I wanted to scream at the television scream. I wanted to tell Rodriguez to tell her that he’d be glad to answer her questions, but if she wanted to play a combination of prosecutor and grand inquisitor, to go do it on her own time and to someone else. That he wasn’t there to be bullied by someone who didn’t like the jury’s verdict.

But he was polite.
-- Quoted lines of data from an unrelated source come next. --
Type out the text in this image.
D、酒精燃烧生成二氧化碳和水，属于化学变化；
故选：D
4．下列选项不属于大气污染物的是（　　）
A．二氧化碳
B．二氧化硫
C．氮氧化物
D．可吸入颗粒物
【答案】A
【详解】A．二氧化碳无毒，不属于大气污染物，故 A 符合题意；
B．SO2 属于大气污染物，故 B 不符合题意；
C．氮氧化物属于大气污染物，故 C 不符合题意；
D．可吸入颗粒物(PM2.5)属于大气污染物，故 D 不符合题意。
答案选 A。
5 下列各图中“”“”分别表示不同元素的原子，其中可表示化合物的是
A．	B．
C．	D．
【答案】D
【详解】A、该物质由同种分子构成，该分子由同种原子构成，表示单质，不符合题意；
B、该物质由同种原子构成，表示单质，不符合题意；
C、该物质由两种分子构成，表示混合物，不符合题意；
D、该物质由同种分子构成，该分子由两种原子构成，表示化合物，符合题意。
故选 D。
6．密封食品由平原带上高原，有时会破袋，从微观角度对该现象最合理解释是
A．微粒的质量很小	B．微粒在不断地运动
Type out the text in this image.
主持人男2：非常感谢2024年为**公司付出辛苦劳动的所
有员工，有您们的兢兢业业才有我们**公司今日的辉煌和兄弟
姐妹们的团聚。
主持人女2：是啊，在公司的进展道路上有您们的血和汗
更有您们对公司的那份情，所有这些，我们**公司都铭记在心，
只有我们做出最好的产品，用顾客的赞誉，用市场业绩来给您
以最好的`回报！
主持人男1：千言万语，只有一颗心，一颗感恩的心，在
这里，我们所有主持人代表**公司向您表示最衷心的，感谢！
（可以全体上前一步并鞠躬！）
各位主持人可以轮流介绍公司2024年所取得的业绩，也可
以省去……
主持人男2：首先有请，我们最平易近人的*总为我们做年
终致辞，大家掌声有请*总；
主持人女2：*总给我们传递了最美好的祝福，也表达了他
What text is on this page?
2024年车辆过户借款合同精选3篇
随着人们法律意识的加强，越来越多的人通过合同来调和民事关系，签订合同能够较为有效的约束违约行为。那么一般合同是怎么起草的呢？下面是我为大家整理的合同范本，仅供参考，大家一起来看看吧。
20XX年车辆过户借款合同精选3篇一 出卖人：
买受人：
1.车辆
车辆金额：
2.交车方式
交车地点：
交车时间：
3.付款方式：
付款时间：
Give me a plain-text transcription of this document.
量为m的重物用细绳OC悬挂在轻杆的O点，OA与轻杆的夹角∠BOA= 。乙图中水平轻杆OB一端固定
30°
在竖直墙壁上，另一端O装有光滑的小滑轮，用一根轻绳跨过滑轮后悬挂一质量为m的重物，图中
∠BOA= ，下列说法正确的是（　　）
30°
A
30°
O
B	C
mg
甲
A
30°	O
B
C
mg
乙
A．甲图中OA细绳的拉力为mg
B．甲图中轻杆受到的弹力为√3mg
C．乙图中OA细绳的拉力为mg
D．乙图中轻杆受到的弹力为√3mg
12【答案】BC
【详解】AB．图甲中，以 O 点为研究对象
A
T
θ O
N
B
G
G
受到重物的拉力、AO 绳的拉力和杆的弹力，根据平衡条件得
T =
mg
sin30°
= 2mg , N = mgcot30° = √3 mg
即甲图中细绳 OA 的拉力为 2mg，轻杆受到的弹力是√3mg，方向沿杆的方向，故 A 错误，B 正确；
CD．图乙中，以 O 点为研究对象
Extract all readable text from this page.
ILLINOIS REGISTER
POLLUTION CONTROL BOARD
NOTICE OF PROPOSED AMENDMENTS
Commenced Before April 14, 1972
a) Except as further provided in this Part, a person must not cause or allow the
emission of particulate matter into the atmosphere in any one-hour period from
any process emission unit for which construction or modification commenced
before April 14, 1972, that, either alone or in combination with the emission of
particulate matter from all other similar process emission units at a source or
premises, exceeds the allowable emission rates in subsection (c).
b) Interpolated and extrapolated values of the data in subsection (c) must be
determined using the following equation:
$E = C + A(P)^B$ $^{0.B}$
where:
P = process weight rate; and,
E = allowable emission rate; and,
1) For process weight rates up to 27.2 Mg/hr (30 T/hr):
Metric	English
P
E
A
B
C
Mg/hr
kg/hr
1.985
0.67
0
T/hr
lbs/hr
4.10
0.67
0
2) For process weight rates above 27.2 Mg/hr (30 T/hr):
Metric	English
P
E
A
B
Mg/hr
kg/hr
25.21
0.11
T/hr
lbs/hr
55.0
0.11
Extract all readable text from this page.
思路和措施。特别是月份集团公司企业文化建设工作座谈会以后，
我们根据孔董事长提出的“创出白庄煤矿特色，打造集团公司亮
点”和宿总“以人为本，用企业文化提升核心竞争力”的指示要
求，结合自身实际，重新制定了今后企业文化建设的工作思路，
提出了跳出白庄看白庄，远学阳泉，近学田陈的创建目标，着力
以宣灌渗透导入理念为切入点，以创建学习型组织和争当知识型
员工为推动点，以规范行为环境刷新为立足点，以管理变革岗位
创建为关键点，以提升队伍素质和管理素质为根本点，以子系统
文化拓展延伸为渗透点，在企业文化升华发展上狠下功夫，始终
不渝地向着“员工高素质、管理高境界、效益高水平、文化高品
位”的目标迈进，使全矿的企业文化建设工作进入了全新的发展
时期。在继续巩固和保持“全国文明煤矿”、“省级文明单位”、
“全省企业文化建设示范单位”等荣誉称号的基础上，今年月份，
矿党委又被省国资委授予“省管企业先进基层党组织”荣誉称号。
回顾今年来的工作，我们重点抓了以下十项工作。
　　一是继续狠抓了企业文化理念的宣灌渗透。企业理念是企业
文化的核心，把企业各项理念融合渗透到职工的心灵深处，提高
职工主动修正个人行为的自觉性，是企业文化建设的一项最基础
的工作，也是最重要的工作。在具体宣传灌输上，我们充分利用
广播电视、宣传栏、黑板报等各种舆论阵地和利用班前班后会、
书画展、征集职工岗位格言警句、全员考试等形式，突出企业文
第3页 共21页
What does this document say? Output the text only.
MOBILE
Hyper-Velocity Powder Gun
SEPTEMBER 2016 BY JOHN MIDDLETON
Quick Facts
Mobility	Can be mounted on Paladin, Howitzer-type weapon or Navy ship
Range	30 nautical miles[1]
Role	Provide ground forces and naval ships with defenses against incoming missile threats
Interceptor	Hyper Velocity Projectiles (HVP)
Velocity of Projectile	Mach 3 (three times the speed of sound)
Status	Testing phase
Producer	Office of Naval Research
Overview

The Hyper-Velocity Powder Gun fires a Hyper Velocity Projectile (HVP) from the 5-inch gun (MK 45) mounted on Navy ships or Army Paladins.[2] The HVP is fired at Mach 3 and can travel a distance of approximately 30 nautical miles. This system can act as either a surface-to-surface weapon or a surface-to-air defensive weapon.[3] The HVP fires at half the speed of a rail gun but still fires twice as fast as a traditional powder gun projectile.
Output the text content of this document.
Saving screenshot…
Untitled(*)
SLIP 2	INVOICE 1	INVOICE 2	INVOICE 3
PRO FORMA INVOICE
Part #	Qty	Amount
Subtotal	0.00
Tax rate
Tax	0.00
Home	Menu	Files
He put up with her nonsense, while explaining, for anyone who wanted to listen, which of course didn’t include Grace, that Jackson wasn’t on trial for being a weirdo - for having adult magazines in his home, for sleeping in the same bed with young boys not related to him, for dressing in stage clothes and make up or for the rest of the strangeness that is the pop star’s life - but for the specific acts for which had had been charged and which the state had not proved beyond a reasonable doubt.

It was refreshing to hear comments from the jurors that matched some of my thinking about Jackson. That he probably has done some things with young boys that were at the very least inappropriate - though probably not harmful. And that Jackson probably doesn’t think that he has ever done anything wrong - that whatever he did, his intentions were always good. And that whoever has influence over him should take him aside - as in an "intervention" - and tell him that if he doesn’t want to risk losing his freedom again, he must completely stop having any relationships of any kind with young boys not related to him.

I hope he’ll listen to that advice. I’m sure it’s been given many times before - and ignored many times before. But maybe this time, having sat through weeks of what must have been agonizing tension while his freedom was on the line - he’ll come to the realization that he has to change at least one part of his life.

This case can never be brought to trial again. That would be double jeopardy. But as long as Nancy Grace is on the air, I imagine it’ll be re-tried until she’s sick of it and finds a fresh victim to find guilty night after night while his or her trial unfolds in the real world. I suppose we should be grateful that Ms Grace is where she is and not back in the courtroom prosecuting all those villains who she has pre-judged, found guilty and, in her warped prosecutorial mind, sentenced to the harshest possible punishment. At least in her present incarnation, we can turn her off.